When 62 Commando/SSRF was disbanded, Lassen joined the Special Boat Service (SBS) in the Mediterranean. His biographer, Thomas Harder, tells Kathimerini that he wants ‘to present the man behind the myth’. He describes Lassen, who died aged 24 towards the end of the war during an operation in Comacchio, Northern Italy, as a key figure in the birth of the Special Forces. ‘His war was a small one , compared to Stalingrad and Normandy, involving maybe fewer than two hundred combatants,’ says Harder.
So why were these two hundred men so important? ‘Because what they did was deception,’ says Harder. ‘They misled the enemy about British intentions and priorities.’ One of the high points of the book is an SBS operation in Crete code-named ‘Albumen’ (22 June–12 July 1943). The British drew up a complicated plan that included letting a dead body with a briefcase full of forged documents fall into German hands. The idea was to create the impression that the landing in the southern Mediterranean would take place on Crete or Sardinia, rather than Sicily. Accordingly, the SBS carried out operations on the two islands a few days before the Sicily landing (10 July 1943) in order to convince the Germans that operations here were the Allies’ top priority.

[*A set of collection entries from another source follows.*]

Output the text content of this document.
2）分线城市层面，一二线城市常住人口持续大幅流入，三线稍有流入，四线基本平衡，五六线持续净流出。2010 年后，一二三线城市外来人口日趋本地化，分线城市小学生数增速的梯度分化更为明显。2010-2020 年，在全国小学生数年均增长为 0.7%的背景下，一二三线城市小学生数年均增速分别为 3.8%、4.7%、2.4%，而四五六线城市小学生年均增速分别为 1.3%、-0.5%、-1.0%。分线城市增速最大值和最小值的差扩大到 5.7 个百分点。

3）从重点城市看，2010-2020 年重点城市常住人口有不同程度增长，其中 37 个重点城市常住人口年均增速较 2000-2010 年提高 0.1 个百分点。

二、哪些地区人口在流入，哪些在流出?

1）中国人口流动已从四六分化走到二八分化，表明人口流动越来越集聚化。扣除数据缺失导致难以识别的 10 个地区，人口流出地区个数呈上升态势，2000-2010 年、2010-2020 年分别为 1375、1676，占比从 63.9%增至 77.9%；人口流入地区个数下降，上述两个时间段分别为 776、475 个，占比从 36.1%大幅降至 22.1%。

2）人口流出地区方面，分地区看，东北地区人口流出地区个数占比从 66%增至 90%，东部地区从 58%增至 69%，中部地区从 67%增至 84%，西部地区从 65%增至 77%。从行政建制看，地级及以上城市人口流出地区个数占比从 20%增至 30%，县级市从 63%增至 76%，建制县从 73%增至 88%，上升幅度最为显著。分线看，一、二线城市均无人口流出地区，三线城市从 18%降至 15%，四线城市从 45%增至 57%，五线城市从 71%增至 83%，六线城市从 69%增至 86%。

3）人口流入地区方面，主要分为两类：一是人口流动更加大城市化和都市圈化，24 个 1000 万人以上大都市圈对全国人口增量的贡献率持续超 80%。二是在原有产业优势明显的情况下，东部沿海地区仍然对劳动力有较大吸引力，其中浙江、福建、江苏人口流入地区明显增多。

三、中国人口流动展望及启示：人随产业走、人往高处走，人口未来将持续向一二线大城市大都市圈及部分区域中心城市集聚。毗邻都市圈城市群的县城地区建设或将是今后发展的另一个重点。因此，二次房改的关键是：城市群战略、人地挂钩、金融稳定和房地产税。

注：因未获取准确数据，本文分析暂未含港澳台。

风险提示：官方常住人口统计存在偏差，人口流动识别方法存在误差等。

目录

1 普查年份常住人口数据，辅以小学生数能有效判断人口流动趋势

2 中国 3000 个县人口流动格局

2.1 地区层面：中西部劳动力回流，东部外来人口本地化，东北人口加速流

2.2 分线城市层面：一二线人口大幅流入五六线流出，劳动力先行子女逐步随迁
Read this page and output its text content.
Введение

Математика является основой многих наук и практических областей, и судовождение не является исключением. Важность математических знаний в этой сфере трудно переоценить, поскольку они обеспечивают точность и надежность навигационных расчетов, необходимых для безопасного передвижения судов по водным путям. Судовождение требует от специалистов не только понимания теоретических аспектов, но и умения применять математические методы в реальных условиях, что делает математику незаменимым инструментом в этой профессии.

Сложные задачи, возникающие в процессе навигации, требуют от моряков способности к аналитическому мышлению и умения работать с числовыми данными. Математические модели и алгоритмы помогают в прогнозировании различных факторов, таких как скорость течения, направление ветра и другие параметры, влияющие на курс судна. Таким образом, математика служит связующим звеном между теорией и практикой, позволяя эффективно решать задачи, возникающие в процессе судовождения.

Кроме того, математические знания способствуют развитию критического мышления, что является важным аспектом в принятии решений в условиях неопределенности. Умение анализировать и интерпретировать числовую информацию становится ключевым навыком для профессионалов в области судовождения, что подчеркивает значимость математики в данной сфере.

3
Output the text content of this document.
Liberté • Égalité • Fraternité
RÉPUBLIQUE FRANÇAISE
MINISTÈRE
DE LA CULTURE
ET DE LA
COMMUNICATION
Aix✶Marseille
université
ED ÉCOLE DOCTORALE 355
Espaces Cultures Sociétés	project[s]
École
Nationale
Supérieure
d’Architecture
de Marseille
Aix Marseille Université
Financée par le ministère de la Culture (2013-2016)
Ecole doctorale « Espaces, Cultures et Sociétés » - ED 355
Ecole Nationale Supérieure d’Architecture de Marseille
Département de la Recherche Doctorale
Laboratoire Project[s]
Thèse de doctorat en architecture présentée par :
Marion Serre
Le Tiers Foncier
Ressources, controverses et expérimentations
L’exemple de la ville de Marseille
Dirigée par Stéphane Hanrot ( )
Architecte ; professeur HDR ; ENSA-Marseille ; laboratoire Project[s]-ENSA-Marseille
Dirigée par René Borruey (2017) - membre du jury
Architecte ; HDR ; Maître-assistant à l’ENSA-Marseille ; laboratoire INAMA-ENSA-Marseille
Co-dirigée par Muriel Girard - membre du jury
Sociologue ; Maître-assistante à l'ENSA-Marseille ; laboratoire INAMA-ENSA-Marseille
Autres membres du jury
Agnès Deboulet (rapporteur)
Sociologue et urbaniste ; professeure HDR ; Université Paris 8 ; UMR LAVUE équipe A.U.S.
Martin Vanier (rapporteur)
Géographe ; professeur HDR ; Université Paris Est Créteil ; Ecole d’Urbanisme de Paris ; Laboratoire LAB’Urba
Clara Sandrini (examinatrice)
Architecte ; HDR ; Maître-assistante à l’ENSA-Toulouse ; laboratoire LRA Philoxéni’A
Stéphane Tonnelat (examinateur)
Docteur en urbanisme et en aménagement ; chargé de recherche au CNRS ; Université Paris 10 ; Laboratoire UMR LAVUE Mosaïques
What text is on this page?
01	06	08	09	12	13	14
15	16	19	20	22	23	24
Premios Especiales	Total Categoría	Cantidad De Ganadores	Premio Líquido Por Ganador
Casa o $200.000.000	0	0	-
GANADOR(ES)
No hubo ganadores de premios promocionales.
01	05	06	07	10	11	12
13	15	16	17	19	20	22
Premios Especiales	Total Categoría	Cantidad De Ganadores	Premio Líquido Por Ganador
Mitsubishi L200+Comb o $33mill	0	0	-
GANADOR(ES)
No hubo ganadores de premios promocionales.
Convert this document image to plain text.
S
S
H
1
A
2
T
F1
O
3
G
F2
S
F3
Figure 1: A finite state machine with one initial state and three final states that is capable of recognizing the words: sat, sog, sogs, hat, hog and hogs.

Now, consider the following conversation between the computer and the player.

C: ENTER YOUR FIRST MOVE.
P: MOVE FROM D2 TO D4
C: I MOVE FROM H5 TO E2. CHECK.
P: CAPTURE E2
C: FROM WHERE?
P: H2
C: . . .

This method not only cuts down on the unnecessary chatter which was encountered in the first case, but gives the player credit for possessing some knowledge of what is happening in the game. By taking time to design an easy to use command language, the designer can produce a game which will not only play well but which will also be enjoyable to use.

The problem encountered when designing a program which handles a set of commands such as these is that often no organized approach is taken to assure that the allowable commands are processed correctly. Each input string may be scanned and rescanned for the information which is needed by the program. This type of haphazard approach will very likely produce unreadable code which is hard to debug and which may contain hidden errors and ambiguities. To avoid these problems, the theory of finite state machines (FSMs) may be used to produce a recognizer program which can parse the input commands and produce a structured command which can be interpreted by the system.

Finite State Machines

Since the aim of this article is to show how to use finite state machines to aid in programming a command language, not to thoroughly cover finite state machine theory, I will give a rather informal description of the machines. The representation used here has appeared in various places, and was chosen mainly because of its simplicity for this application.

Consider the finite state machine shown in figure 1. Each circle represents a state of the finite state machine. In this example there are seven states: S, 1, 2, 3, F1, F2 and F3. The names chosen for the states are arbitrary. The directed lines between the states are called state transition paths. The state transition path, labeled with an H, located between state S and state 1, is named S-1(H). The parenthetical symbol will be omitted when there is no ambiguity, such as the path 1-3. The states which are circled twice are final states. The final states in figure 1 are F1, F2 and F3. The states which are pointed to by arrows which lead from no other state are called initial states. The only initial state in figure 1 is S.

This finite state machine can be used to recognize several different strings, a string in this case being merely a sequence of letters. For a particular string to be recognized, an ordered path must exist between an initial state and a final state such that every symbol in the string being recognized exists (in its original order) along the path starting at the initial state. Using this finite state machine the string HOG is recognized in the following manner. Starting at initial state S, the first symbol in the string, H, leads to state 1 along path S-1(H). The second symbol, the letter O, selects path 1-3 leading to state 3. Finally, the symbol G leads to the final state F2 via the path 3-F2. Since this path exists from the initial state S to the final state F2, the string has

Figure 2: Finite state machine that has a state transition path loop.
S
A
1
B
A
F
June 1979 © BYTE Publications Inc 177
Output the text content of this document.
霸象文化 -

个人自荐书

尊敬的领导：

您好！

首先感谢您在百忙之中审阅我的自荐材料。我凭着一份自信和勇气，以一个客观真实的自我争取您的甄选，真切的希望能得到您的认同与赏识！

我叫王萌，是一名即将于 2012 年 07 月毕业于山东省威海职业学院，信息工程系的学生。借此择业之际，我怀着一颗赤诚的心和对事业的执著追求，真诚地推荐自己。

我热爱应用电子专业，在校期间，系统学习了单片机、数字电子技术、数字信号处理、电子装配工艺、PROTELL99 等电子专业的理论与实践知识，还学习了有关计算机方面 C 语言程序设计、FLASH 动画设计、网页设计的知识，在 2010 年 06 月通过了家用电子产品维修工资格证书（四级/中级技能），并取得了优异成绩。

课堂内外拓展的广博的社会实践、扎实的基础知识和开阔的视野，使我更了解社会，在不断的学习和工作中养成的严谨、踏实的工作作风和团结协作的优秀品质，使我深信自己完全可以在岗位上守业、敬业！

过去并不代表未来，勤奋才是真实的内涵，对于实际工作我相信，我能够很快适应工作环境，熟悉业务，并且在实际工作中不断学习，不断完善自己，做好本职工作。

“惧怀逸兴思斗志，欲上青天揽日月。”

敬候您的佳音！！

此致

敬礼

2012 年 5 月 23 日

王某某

The objective of Operation Albumen was to sabotage three German military airfields (Tympaki, Kastelli Pediadas and Herakleion). Lassen, along with 13 comrades, landed at Trypiti on the south shore of the island. The men split into three groups to attack the airfields, but only at one of them, Kastelli Pediadas, were any aircraft to be found (as was often the case, for example on Paros in May 1944, the British intelligence was not accurate). After ten days of marching across Crete, spending the night in caves and eating what the locals brought them, Lassen’s unit mounted an assault on Kastelli airfield. Four men placed explosives on eight aircraft (of which only one was destroyed) and exchanged fire with German and Italian guards, killing one or two of them before escaping through the mountains. In his report, Lassen multiplied by five the damage inflicted. He had no way of knowing that the Germans had managed to remove most of the bombs from the aircraft and detonate them at a safe distance.